However, other researchers counter that the focus on security varies considerably across free or open-source software communities and many of them, in fact, do a good job in addressing security issues.

"It's handled very different between open-source projects," said Vincent Berg, researcher at security firm IOActive. "There are projects that have a very active approach to it. The big Linux distributions and the different BSD flavors tend to do a pretty good job." The Ruby on Rails Web application software project also recently moved quickly to make needed updates for security purposes, Berg said.

He says his impression is that better handling of security issues in open source seems to come from those that provide users with mailing lists about security which users are advised to subscribe to, and "most of these distributions have dedicated security contacts."

"These contacts can generally be reached by a dedicated security mailing list, which tends to be non-public," he said. After analysis, there's an effort to reach agreement on whether there's a security-related issue and fix it.

Berg also says projects like Debian and most other big Linux distributions and FreeBSD seem to usually report bugs that are reported to them to "upstream package maintainers."

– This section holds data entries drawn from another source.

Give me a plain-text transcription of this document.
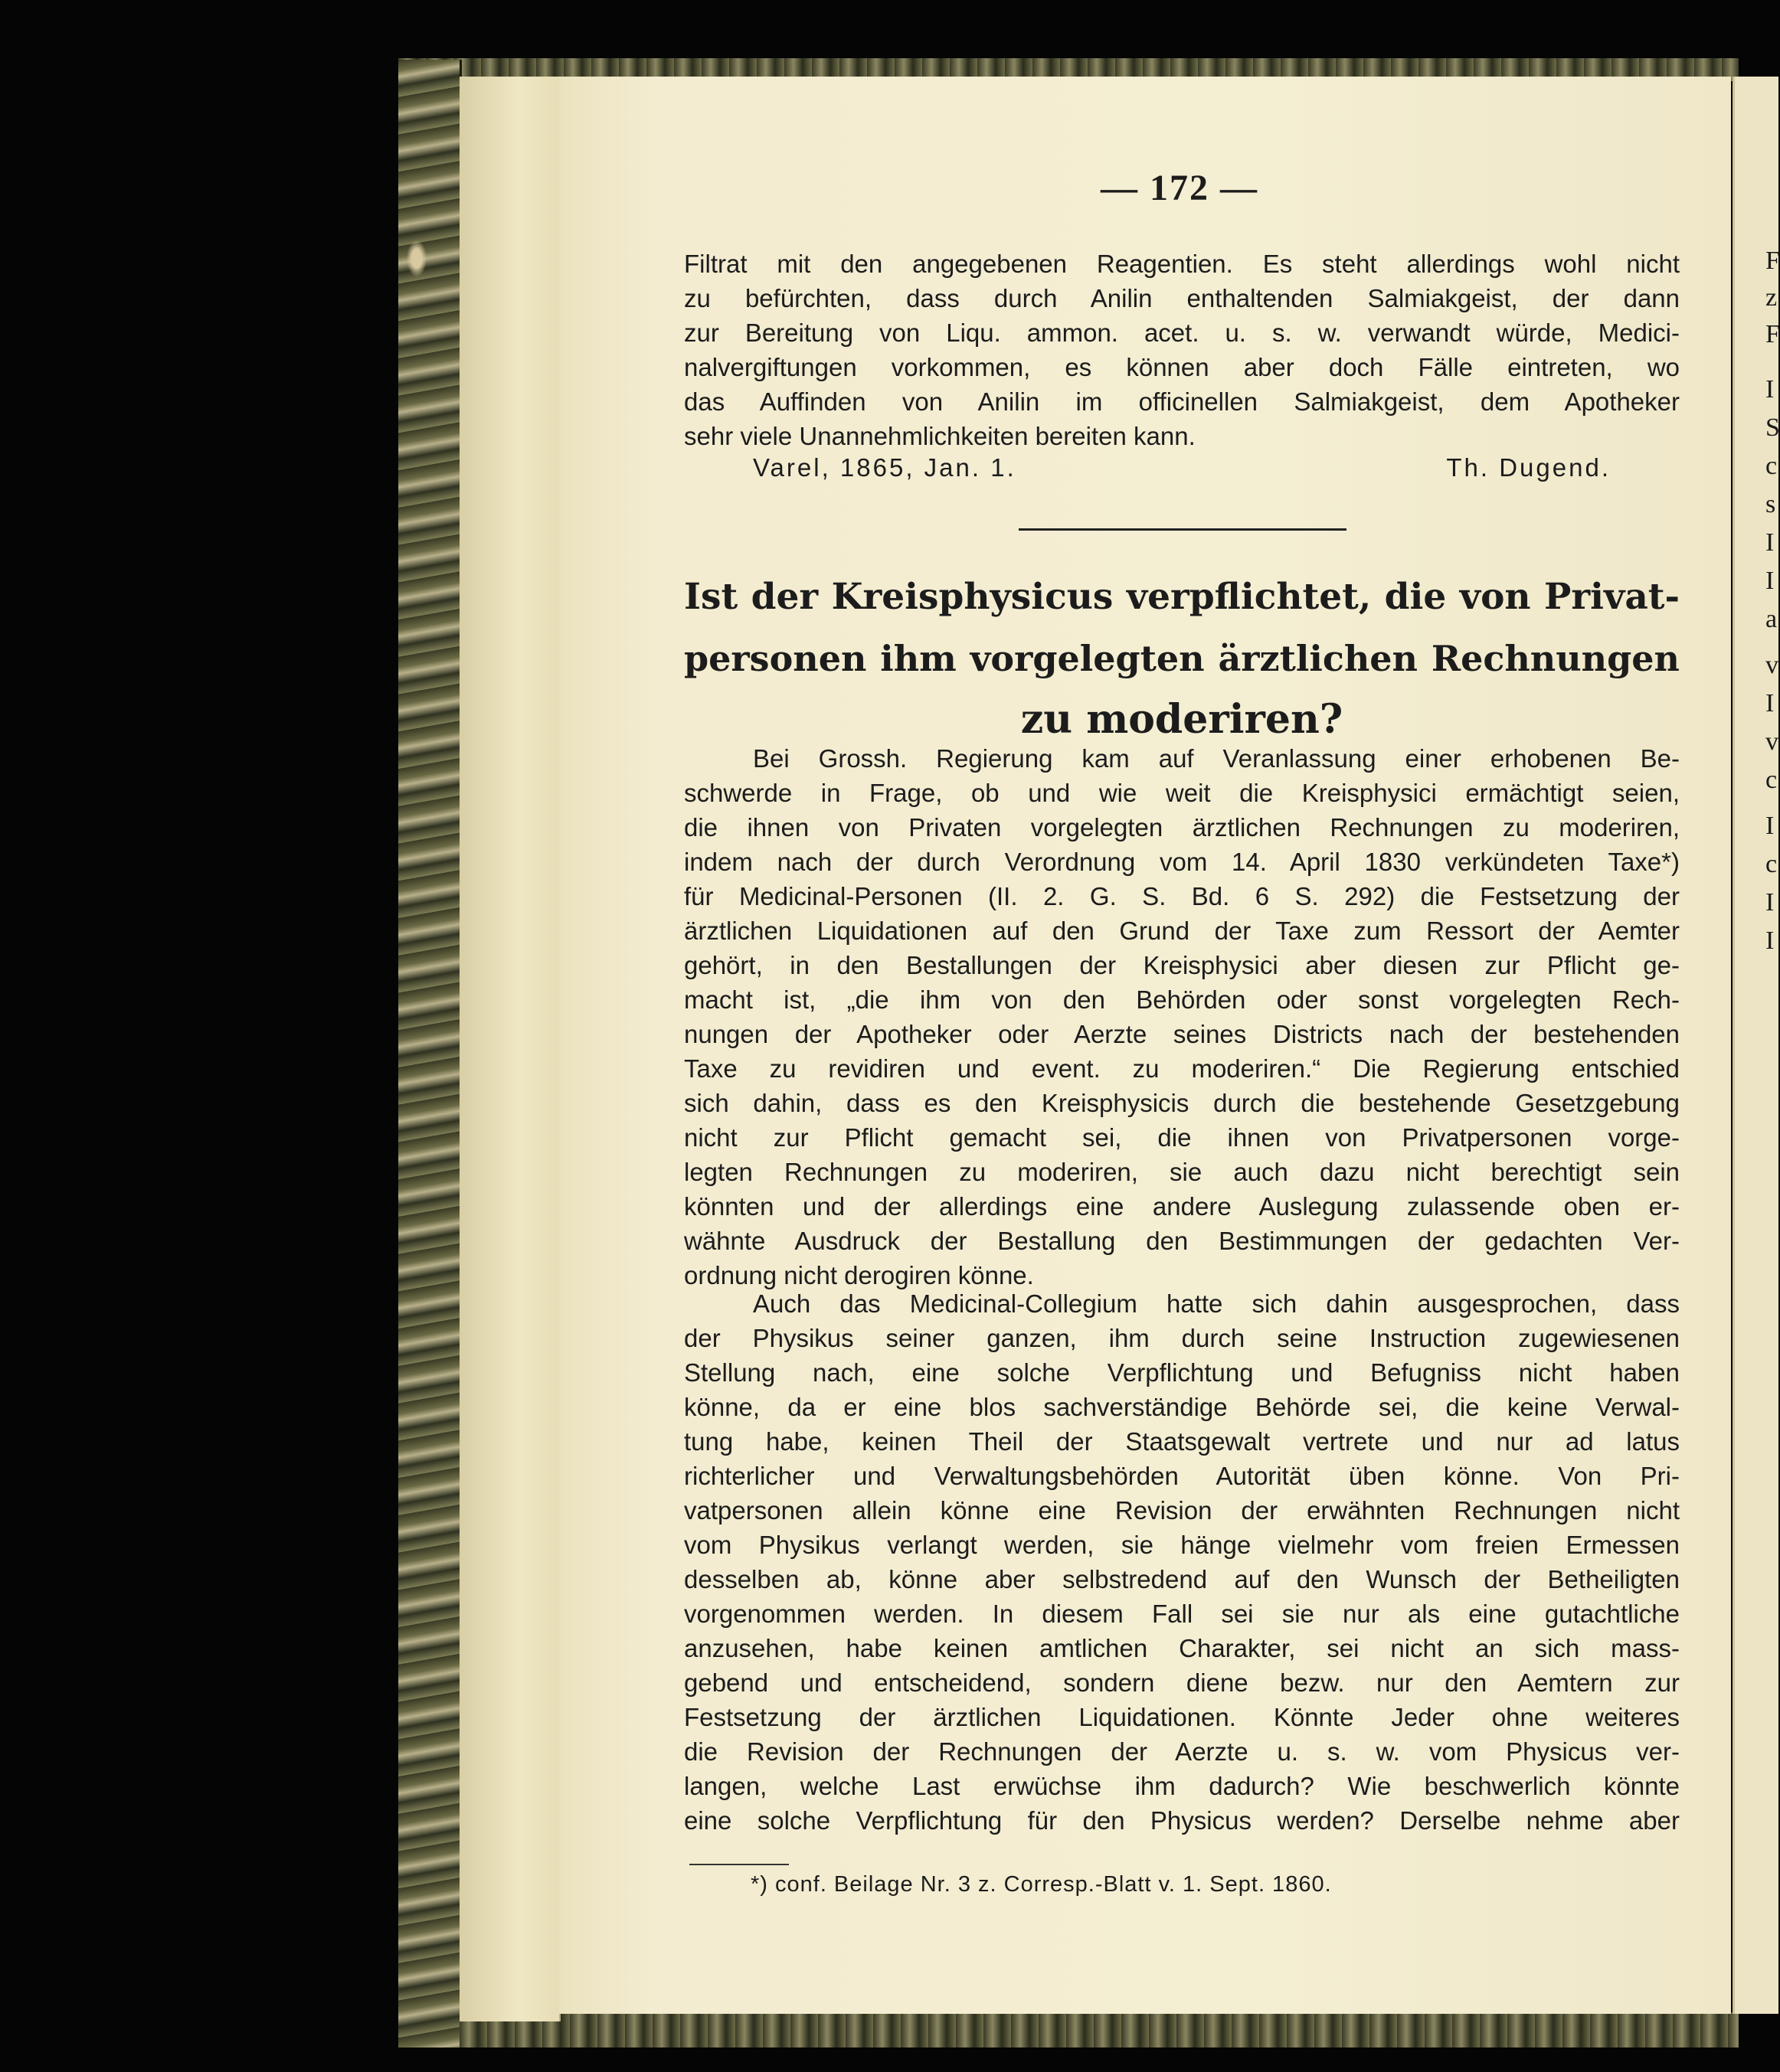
F
z
F
I
S
c
s
I
I
a
v
I
v
c
I
c
I
I
— 172 —
Filtrat mit den angegebenen Reagentien. Es steht allerdings wohl nicht
zu befürchten, dass durch Anilin enthaltenden Salmiakgeist, der dann
zur Bereitung von Liqu. ammon. acet. u. s. w. verwandt würde, Medici-
nalvergiftungen vorkommen, es können aber doch Fälle eintreten, wo
das Auffinden von Anilin im officinellen Salmiakgeist, dem Apotheker
sehr viele Unannehmlichkeiten bereiten kann.
Varel, 1865, Jan. 1.	Th. Dugend.
Ist der Kreisphysicus verpflichtet, die von Privat-
personen ihm vorgelegten ärztlichen Rechnungen
zu moderiren?
Bei Grossh. Regierung kam auf Veranlassung einer erhobenen Be-
schwerde in Frage, ob und wie weit die Kreisphysici ermächtigt seien,
die ihnen von Privaten vorgelegten ärztlichen Rechnungen zu moderiren,
indem nach der durch Verordnung vom 14. April 1830 verkündeten Taxe*)
für Medicinal-Personen (II. 2. G. S. Bd. 6 S. 292) die Festsetzung der
ärztlichen Liquidationen auf den Grund der Taxe zum Ressort der Aemter
gehört, in den Bestallungen der Kreisphysici aber diesen zur Pflicht ge-
macht ist, „die ihm von den Behörden oder sonst vorgelegten Rech-
nungen der Apotheker oder Aerzte seines Districts nach der bestehenden
Taxe zu revidiren und event. zu moderiren.“ Die Regierung entschied
sich dahin, dass es den Kreisphysicis durch die bestehende Gesetzgebung
nicht zur Pflicht gemacht sei, die ihnen von Privatpersonen vorge-
legten Rechnungen zu moderiren, sie auch dazu nicht berechtigt sein
könnten und der allerdings eine andere Auslegung zulassende oben er-
wähnte Ausdruck der Bestallung den Bestimmungen der gedachten Ver-
ordnung nicht derogiren könne.
Auch das Medicinal-Collegium hatte sich dahin ausgesprochen, dass
der Physikus seiner ganzen, ihm durch seine Instruction zugewiesenen
Stellung nach, eine solche Verpflichtung und Befugniss nicht haben
könne, da er eine blos sachverständige Behörde sei, die keine Verwal-
tung habe, keinen Theil der Staatsgewalt vertrete und nur ad latus
richterlicher und Verwaltungsbehörden Autorität üben könne. Von Pri-
vatpersonen allein könne eine Revision der erwähnten Rechnungen nicht
vom Physikus verlangt werden, sie hänge vielmehr vom freien Ermessen
desselben ab, könne aber selbstredend auf den Wunsch der Betheiligten
vorgenommen werden. In diesem Fall sei sie nur als eine gutachtliche
anzusehen, habe keinen amtlichen Charakter, sei nicht an sich mass-
gebend und entscheidend, sondern diene bezw. nur den Aemtern zur
Festsetzung der ärztlichen Liquidationen. Könnte Jeder ohne weiteres
die Revision der Rechnungen der Aerzte u. s. w. vom Physicus ver-
langen, welche Last erwüchse ihm dadurch? Wie beschwerlich könnte
eine solche Verpflichtung für den Physicus werden? Derselbe nehme aber
*) conf. Beilage Nr. 3 z. Corresp.-Blatt v. 1. Sept. 1860.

"Say someone reports a bug in Firefox not to the Firefox people but to the Debian people then the Debian people will handle it as their first point of contact but they will loop in the Firefox folks to determine a joint approach," said Berg.

"A project like Firefox uses their standard bugzilla bugtracker and I've got personal experience with reporting security bugs to them," he said. "They tend to be really fast in responding to a bug report (security bugs will be marked private as default so that only the reporter and the security team can view it)" before delivering the bug fix.